The CIFAR-10 dataset: download and pre-processing
============================

The CIFAR-10 dataset can be downloaded at [www.cs.toronto.edu/~kriz/cifar.html](https://www.cs.toronto.edu/~kriz/cifar.html) and it is a single compressed file containing serialized numpy arrays:

- [cifar-10-python.tar.gz](https://www.cs.toronto.edu/~kriz/cifar-10-python.tar.gz): test and training sets (163 MB)

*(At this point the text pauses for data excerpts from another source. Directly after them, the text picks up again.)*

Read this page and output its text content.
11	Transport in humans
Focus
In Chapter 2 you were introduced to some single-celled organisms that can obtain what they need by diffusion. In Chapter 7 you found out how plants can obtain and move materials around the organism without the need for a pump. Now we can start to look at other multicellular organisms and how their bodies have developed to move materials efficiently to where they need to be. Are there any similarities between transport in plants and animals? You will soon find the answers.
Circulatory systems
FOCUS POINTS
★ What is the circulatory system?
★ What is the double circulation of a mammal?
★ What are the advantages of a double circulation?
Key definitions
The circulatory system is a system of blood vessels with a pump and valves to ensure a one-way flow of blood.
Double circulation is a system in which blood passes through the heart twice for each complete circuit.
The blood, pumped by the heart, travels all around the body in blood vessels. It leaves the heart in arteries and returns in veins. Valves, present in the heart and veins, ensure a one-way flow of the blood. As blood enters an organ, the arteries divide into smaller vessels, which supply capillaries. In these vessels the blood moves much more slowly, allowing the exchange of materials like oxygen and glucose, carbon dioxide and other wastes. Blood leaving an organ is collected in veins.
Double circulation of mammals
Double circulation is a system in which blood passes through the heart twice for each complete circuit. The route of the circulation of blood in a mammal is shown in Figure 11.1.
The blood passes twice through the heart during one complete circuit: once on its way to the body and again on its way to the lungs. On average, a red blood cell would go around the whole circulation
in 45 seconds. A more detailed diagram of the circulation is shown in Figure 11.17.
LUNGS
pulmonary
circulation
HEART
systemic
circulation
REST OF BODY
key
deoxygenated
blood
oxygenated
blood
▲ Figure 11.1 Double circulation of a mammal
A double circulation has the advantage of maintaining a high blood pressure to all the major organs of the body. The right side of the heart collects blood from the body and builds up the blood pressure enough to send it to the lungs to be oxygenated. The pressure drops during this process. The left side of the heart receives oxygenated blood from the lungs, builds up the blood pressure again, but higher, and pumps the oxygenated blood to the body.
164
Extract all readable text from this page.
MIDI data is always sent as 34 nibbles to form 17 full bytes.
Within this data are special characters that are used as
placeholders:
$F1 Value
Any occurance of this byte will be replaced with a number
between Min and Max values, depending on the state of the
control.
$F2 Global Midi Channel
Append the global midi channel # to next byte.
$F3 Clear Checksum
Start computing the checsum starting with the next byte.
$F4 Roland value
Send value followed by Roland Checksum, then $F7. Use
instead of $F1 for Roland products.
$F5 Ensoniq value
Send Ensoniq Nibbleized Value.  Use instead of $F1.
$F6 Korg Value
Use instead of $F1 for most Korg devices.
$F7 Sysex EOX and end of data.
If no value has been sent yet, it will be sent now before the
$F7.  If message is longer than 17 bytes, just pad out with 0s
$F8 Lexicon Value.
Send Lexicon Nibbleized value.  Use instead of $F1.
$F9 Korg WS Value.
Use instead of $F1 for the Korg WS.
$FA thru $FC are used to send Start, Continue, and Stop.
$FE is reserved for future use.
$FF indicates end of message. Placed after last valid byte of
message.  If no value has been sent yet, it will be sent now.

The archive contains the files *data_batch_1*, *data_batch_2*, ..., *data_batch_5*, as well as *test_batch*. Each of these files is a Python "pickled" object produced with cPickle. The pickle files can be easilly deserialized using the following function:

In [None]:
def unpickle(file):
    import cPickle
    with open(file, 'rb') as fo:
        dict = cPickle.load(fo)
    return dict


The unpickle() method reuturns a dictionary of elements. Using `unpickle()` on the file *batches.meta* we obtain:

**label_names**: a 10 element list which gives meaningful names to the numeric labels in the labels array described above. For example, label_names[0] == "airplane", label_names[1] == "automobile", etc.

In [None]:
my_dict = unpickle("./batches.meta")
labels_names = my_dict["label_names"]
print labels_names

The various *data_batch_x* files contain the following arrays:

**data**: numpy array (shape: 10000x3072) of uint8s. Each row of the array stores a 32x32 colour image. The first 1024 entries contain the red channel values, the next 1024 the green, and the final 1024 the blue. The image is stored in row-major order, so that the first 32 entries of the array are the red channel values of the first row of the image.

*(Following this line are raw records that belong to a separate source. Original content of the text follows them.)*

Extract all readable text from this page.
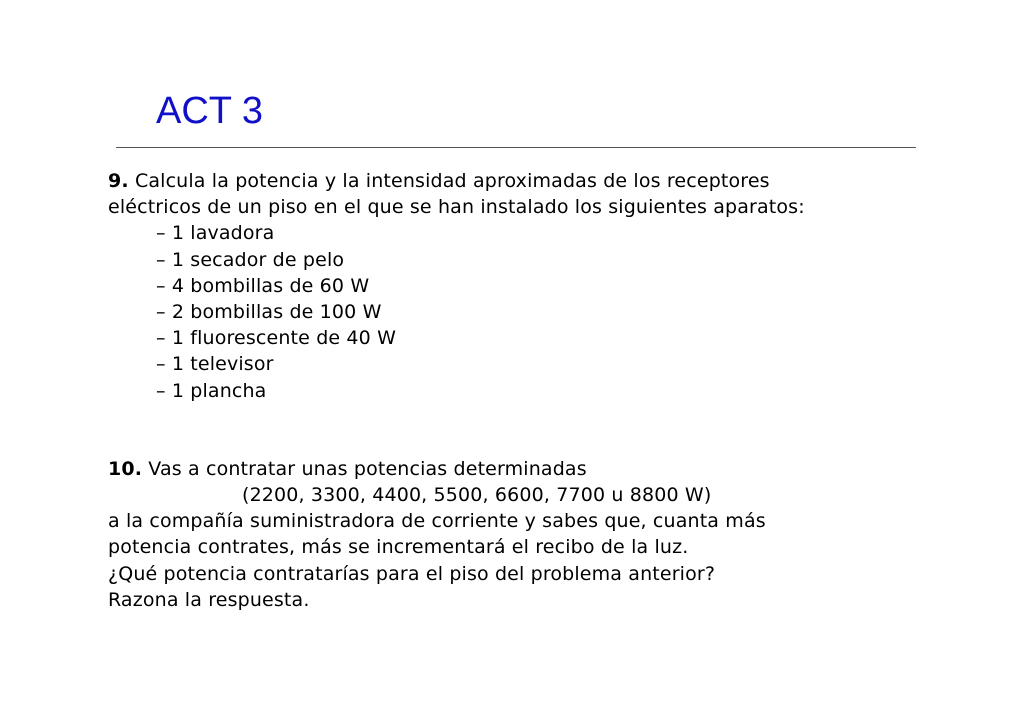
ACT 3

9. Calcula la potencia y la intensidad aproximadas de los receptores

eléctricos de un piso en el que se han instalado los siguientes aparatos:

– 1 lavadora
– 1 secador de pelo
– 4 bombillas de 60 W
– 2 bombillas de 100 W
– 1 fluorescente de 40 W
– 1 televisor
– 1 plancha

10. Vas a contratar unas potencias determinadas

(2200, 3300, 4400, 5500, 6600, 7700 u 8800 W)

a la compañía suministradora de corriente y sabes que, cuanta más

potencia contrates, más se incrementará el recibo de la luz.

¿Qué potencia contratarías para el piso del problema anterior?

Razona la respuesta.
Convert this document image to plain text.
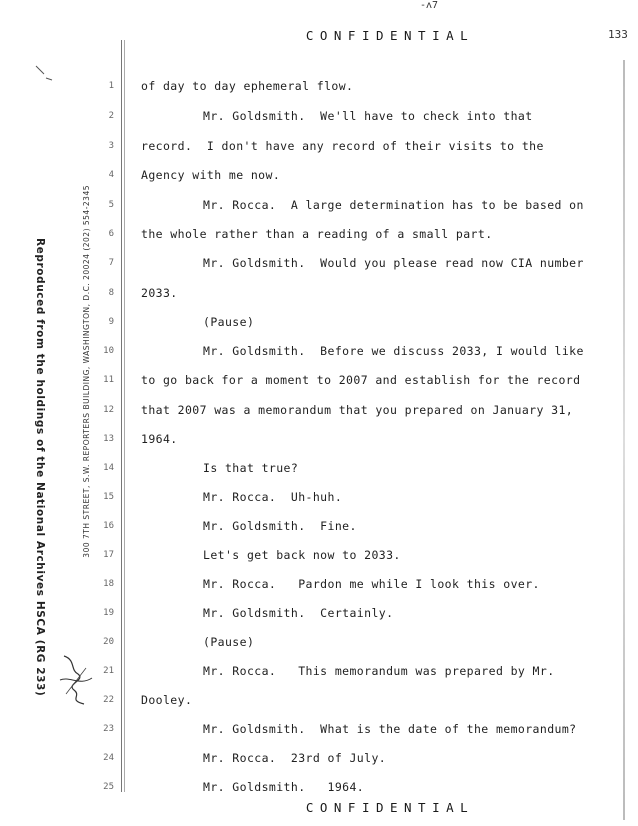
-ᴧ7
CONFIDENTIAL	133
Reproduced from the holdings of the National Archives HSCA (RG 233)	300 7TH STREET, S.W. REPORTERS BUILDING, WASHINGTON, D.C. 20024 (202) 554-2345
1
2
3
4
5
6
7
8
9
10
11
12
13
14
15
16
17
18
19
20
21
22
23
24
25
of day to day ephemeral flow.
Mr. Goldsmith.  We'll have to check into that
record.  I don't have any record of their visits to the
Agency with me now.
Mr. Rocca.  A large determination has to be based on
the whole rather than a reading of a small part.
Mr. Goldsmith.  Would you please read now CIA number
2033.
(Pause)
Mr. Goldsmith.  Before we discuss 2033, I would like
to go back for a moment to 2007 and establish for the record
that 2007 was a memorandum that you prepared on January 31,
1964.
Is that true?
Mr. Rocca.  Uh-huh.
Mr. Goldsmith.  Fine.
Let's get back now to 2033.
Mr. Rocca.   Pardon me while I look this over.
Mr. Goldsmith.  Certainly.
(Pause)
Mr. Rocca.   This memorandum was prepared by Mr.
Dooley.
Mr. Goldsmith.  What is the date of the memorandum?
Mr. Rocca.  23rd of July.
Mr. Goldsmith.   1964.
CONFIDENTIAL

**labels**: list of 10000 numbers in the range 0-9. The number at index i indicates the label of the ith image in the array data.

To continue this tutorial you need to open the CIFAR-10 archive, extract the file *data_batch_1* and copy it into the same folder of this notebook. Once you did this you can proceed with the next step:

In [None]:
my_dict = unpickle("./data_batch_1")
for key, value in my_dict.items() :
    print (key)

Pre-processing in Numpy
----------------------------

Using **numpy** and **matplotlib** it is possible to pick a random image from the training set and show it. In this example I will take the RGB channels and I will reshape and stack them, then through matplotlib I will display the resulting image:

In [None]:
import numpy as np
from matplotlib import pyplot as plt
%matplotlib inline

training_set = my_dict["data"]
random_int = np.random.randint(0,10000)
image_array = training_set[random_int]
image_R = np.reshape(image_array[0:1024], (32,32))
image_G = np.reshape(image_array[1024:2048], (32,32))
image_B = np.reshape(image_array[2048:4096], (32,32))
image = np.dstack((image_R, image_G, image_B))

label = my_dict["labels"][random_int]
label_name = labels_names[label]

print label_name
plt.imshow(image)
plt.show()

Pre-processing in Tensorflow
---------------------------------

In **tensorflow** we can easily manage the dataset. If all of your input data fit in memory (like in this case), the simplest way to create a dataset from them is to convert them to `tf.Tensor` objects and use `Dataset.from_tensor_slices()`. A `tf.data.Dataset` represents a sequence of elements, in which each element contains one or more Tensor objects. For example, in an image-based pipeline, an element might be a single training example, with a pair of tensors representing the image and a label.

In [None]:
import tensorflow as tf

tf_dataset = tf.data.Dataset.from_tensor_slices((my_dict["data"], my_dict["labels"]))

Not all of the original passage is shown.